FIG. 2 illustrates a second example flow diagram of a multi-camera deployment system in accordance with this invention. In this embodiment, the camera locations are determined at 210 in order to provide sufficient visual coverage. This deployment at 210 may correspond to an existing deployment that had been installed to provide visual coverage, or it may correspond to a proposed deployment, such as provided by the techniques disclosed in the above referenced PCT Application PCT/US00/40011, or other automated deployment processes common in the art.
The computer-vision effectiveness of the deployment is determined at 220, as discussed above with regard to block 130 of FIG. 1. At 230, the acceptability of the deployment is determined. In this embodiment, because the initial deployment is explicitly designed to provide sufficient visual coverage, at 210, the acceptability of the deployment at 230 is based solely on the determined computer-vision effectiveness from 220.

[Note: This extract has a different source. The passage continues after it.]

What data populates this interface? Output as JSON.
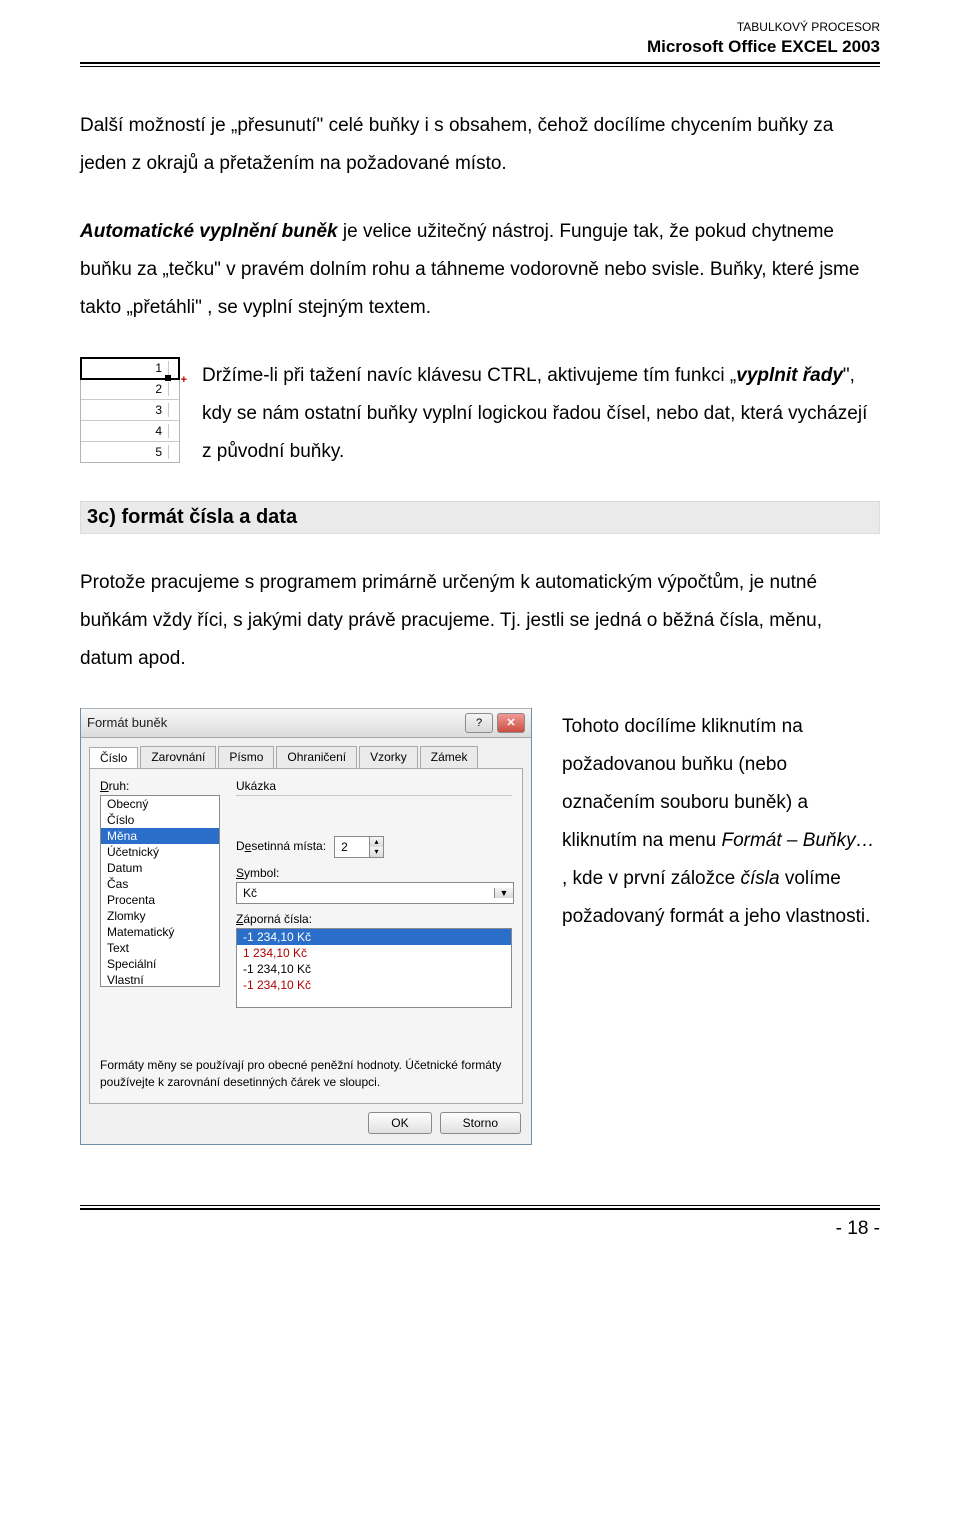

At 240, a new camera is added to the deployment, and at 250, the location for each new camera is determined. In a preferred embodiment of this invention, the particular deficiency of the existing deployment is determined, relative to the aforementioned sensitivities of the particular computer-vision application. For example, if a delta-z sensitivity is not provided by the current deployment, a ceiling-mounted camera location is a likely solution. In a preferred embodiment, the user is provided the option of identifying areas within which new cameras may be added and/or identifying areas within which new cameras may not be added. For example, in an external area, the location of existing poles or other structures upon which a camera can be mounted will be identified.
Note that, in a preferred embodiment of this invention, the process 250 is configured to re-determine the location of each of the added cameras, each time that a new camera is added. That is, as is known in the art, an optimal placement of one camera may not correspond to that camera's optimal placement if another camera is also available for placement. Similarly, if a third camera is added, the optimal locations of the first two cameras may change.
In a preferred embodiment, to ease the processing task in a complex environment, the secured area is partitioned into sub-areas, wherein the deployment of cameras in one sub-area is virtually independent of the deployment in another sub-area. That is, for example, because the computer-vision effectiveness of cameras that are deployed in one room is likely to be independent of the computer-vision effectiveness of cameras that are deployed in another room that is substantially visually-isolated from the first room, the deployment of cameras in each room is processed as an independent deployment process.
The foregoing merely illustrates the principles of the invention. It will thus be appreciated that those skilled in the art will be able to devise various arrangements which, although not explicitly described or shown herein, embody the principles of the invention and are thus within the spirit and scope of the following claims.